Department of Medicine, Upstate Medical University, State University of New York, Syracuse, NY, USA.
Am Heart J. 2010 Mar;159(3):399-405. doi: 10.1016/j.ahj.2009.12.010.
Central aortic systolic blood pressures (SBPs) differ from and are preferable to cuff pressures when calculating cardiac work, left ventricular wall stress, and rate-pressure product. Despite the widespread use of dobutamine, differences between aortic and brachial SBP (pulse amplification) and pulse transmission during dobutamine infusion have not been previously studied. This study assessed these differences and used applanated radial pulses with the Sphygmocor (AtCor Medical, Sydney, Australia) device to investigate the effects of dobutamine on arterial pulse transmission and pulse amplification.

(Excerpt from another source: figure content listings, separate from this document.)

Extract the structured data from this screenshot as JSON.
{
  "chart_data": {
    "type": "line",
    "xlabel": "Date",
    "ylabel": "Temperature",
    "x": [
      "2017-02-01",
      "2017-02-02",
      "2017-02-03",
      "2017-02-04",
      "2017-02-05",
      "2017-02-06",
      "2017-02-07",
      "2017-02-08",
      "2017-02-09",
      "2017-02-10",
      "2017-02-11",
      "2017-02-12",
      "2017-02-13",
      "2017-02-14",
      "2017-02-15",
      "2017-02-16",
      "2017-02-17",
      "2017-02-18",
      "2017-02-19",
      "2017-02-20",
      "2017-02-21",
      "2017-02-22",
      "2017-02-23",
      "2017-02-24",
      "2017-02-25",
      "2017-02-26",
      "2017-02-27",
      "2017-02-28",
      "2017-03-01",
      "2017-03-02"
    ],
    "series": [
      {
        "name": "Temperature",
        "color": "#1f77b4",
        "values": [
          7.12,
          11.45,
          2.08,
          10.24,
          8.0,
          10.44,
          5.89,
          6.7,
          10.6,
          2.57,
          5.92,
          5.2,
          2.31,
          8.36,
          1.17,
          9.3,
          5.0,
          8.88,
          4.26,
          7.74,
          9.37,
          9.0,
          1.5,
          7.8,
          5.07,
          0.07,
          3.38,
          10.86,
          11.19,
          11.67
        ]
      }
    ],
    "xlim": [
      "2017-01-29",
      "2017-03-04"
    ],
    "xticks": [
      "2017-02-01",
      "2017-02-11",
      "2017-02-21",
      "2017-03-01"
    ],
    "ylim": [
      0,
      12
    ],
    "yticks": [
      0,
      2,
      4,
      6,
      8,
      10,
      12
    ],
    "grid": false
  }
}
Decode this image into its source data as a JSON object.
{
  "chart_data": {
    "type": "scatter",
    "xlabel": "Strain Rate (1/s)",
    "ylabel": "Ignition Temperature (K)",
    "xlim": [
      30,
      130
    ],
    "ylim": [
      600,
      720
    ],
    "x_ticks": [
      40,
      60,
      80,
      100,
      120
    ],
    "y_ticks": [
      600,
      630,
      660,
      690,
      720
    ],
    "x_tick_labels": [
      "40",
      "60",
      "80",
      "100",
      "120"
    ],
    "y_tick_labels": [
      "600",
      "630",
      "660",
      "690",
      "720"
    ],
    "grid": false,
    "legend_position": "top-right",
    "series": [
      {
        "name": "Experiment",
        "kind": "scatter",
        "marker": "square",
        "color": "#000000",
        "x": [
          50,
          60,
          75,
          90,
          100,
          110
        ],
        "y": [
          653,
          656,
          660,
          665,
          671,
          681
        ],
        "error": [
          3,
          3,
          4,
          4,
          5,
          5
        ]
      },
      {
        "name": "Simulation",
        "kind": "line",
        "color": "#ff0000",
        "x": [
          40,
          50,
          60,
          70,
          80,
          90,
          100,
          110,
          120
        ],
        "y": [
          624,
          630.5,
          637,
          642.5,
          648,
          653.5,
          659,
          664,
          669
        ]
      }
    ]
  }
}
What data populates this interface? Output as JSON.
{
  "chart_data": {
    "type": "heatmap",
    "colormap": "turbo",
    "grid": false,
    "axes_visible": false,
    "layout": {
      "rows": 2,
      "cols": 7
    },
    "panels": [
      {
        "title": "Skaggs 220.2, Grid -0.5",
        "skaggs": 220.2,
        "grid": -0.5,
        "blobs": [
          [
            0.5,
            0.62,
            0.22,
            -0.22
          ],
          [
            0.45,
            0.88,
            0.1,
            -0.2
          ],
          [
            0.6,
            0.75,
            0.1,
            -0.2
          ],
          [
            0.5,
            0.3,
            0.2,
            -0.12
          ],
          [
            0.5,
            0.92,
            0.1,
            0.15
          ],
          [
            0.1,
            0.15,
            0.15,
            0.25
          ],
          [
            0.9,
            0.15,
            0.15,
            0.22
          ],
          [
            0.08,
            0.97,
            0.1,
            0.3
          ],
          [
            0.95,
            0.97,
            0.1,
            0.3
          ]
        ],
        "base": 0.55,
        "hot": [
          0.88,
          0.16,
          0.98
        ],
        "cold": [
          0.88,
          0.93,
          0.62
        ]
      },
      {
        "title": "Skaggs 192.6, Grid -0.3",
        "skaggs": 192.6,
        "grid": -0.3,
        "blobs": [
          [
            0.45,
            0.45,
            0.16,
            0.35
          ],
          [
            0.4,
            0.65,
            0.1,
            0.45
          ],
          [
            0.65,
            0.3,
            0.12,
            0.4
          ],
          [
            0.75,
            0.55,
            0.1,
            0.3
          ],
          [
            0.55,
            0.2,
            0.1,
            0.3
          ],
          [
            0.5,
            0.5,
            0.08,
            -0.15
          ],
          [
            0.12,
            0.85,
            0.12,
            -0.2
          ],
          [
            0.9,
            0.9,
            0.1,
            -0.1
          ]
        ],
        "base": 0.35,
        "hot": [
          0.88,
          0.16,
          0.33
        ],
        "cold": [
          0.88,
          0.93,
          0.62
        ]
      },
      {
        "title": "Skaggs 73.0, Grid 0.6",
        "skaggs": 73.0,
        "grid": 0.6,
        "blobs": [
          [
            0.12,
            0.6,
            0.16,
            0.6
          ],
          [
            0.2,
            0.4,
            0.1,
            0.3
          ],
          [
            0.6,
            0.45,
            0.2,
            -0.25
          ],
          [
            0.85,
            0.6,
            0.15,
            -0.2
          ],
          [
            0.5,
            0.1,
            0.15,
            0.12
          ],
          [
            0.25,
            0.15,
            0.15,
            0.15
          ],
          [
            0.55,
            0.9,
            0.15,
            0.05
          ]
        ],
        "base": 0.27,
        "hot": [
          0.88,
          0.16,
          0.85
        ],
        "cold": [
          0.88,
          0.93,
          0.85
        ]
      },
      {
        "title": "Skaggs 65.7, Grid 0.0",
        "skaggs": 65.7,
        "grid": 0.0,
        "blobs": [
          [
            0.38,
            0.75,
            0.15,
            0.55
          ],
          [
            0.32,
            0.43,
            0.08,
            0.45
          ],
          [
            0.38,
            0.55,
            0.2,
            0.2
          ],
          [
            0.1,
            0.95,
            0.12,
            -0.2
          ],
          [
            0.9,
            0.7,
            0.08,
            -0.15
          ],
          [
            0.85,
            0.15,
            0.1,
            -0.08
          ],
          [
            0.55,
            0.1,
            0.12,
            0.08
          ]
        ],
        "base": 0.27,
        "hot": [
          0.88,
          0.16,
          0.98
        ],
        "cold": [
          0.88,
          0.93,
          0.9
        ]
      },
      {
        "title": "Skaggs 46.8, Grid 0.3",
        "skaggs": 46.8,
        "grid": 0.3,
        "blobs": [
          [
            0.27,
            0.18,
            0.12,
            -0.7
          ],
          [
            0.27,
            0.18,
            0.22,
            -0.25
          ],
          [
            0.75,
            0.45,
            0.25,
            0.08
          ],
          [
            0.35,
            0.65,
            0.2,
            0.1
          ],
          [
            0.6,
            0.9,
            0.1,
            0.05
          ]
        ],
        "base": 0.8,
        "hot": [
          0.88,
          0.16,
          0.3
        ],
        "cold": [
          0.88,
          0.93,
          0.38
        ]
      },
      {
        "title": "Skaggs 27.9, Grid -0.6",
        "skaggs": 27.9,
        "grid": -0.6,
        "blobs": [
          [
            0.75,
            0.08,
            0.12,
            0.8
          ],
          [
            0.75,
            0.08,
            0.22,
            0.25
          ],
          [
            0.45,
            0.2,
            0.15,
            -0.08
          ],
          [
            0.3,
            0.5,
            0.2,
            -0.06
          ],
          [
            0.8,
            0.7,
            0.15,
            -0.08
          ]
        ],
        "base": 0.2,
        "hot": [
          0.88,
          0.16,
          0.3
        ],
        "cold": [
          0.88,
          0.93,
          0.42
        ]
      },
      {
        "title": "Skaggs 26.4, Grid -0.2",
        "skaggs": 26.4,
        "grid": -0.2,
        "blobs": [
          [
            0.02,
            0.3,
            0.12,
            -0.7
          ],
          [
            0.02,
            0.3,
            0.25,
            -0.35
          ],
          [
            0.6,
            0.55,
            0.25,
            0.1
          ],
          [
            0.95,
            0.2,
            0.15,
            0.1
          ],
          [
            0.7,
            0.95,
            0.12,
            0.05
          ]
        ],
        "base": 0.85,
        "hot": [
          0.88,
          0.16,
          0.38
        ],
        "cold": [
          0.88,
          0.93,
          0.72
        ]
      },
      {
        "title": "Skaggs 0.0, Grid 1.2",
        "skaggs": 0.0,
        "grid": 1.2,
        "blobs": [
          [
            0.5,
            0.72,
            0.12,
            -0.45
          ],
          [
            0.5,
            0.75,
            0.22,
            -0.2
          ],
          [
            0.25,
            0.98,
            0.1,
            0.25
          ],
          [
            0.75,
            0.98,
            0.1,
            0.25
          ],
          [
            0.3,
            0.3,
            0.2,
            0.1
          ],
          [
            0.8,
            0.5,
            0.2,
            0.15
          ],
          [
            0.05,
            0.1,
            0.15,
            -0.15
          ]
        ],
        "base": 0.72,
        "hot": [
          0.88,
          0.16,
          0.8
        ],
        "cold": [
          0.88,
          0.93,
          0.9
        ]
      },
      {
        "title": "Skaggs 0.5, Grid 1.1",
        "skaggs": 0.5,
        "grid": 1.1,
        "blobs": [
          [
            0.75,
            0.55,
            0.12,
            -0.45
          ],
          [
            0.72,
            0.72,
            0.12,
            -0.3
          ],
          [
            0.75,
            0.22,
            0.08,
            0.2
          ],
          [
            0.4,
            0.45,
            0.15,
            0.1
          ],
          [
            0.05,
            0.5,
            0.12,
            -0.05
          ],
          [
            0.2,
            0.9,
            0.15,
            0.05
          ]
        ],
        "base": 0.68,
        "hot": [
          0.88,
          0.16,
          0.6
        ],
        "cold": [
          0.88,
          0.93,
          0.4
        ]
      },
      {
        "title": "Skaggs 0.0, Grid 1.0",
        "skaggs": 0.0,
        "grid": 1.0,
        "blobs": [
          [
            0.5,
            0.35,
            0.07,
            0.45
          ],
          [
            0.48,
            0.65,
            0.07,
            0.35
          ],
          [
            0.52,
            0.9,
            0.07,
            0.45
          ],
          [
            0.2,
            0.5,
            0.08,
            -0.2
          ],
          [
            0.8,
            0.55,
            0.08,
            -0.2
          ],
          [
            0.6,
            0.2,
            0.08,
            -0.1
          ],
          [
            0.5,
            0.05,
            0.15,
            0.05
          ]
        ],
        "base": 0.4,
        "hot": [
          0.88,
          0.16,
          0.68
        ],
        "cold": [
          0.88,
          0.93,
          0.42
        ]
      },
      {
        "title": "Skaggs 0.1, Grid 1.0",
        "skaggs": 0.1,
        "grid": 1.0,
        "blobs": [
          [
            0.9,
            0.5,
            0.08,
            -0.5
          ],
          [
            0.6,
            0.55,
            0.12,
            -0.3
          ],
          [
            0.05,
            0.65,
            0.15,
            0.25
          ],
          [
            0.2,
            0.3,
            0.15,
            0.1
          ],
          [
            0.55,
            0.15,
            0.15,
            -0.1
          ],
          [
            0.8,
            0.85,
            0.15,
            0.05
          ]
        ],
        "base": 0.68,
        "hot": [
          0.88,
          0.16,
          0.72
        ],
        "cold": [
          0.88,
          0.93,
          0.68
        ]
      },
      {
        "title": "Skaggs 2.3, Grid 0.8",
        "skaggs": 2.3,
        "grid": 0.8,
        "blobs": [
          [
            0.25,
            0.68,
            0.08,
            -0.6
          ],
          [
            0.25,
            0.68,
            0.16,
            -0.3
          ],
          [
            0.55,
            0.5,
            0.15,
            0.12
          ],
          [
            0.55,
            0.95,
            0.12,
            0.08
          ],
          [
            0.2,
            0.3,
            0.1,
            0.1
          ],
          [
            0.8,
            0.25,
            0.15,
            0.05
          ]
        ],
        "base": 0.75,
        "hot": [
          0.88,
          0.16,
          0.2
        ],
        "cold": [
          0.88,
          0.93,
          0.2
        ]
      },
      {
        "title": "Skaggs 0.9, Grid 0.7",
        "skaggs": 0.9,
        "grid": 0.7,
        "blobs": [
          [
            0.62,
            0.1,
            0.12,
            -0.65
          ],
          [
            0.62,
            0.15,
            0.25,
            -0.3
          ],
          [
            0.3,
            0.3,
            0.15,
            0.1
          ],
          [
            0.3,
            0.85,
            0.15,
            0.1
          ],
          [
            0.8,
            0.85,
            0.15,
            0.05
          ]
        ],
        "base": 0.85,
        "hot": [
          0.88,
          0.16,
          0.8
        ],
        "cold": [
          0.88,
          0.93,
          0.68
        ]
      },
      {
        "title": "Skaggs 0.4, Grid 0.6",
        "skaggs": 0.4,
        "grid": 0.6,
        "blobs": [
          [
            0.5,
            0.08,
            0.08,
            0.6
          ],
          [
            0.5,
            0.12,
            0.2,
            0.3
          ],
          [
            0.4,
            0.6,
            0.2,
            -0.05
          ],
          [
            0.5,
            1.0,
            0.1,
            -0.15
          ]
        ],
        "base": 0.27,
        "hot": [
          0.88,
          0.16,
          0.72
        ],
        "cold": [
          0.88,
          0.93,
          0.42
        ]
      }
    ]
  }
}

Using a cuff oscillometer, brachial arterial pressures were measured simultaneously with directly recorded aortic pressures at rest and during increasing dobutamine infusion rates in 25 patients. In 15 of those patients, applanated radial pulses were fed into the Sphygmocor device and calibrated in 2 ways to predict aortic pressures.
At peak dobutamine infusion, SBP amplification averaged 14.9 mm Hg, with a maximum difference of 43 mm Hg. When radial artery pulses were calibrated using cuff pressures, the Sphygmocor underestimated the aortic SBP at all dobutamine doses. However, when radial artery pulses were calibrated using the more accurate aortic mean and diastolic BPs, the Sphygmocor accurately predicted the aortic SBP at baseline, but not at the higher dobutamine doses.
Similar to exercise, dobutamine induced cuff SBPs and pulse pressures higher than those measured in the aorta-uncorrected by the cuff-calibrated Sphygmocor. This increasing pulse amplification was explained by the effects of dobutamine on the properties of the conduit arterial walls, on changes in pulse wave velocity, on increasing heart rate, and on reflected waves.
在计算心脏做功、左心室壁应力和心率-血压乘积时,主动脉收缩压(SBP)与袖带压不同,且优于袖带压。尽管多巴酚丁胺的应用广泛,但在多巴酚丁胺输注期间,主动脉和肱动脉 SBP(脉搏放大)和脉搏传递之间的差异尚未被研究过。本研究评估了这些差异,并使用 Sphygmocor(澳大利亚悉尼 AtCor Medical 公司)设备上的平板桡动脉脉搏来研究多巴酚丁胺对动脉脉搏传递和脉搏放大的影响。
使用袖带测振仪,在 25 例患者中,在静息状态下和逐渐增加多巴酚丁胺输注率期间,同时测量肱动脉动脉压和直接记录的主动脉压力。在其中 15 例患者中,将平板桡动脉脉搏输入 Sphygmocor 设备,并以 2 种方式进行校准,以预测主动脉压力。
在多巴酚丁胺输注的峰值时,SBP 放大平均为 14.9mmHg,最大差异为 43mmHg。当使用袖带压力校准桡动脉脉搏时,Sphygmocor 在所有多巴酚丁胺剂量下均低估了主动脉 SBP。然而,当使用更准确的主动脉平均压和舒张压校准桡动脉脉搏时,Sphygmocor 可准确预测基础状态下的主动脉 SBP,但不能预测更高剂量的多巴酚丁胺。
与运动相似,多巴酚丁胺引起的袖带 SBP 和脉搏压高于在主动脉中测量的值-未被袖带校准的 Sphygmocor 校正。这种不断增加的脉搏放大是由多巴酚丁胺对输送动脉壁特性的影响、脉搏波速度的变化、心率的增加以及反射波引起的。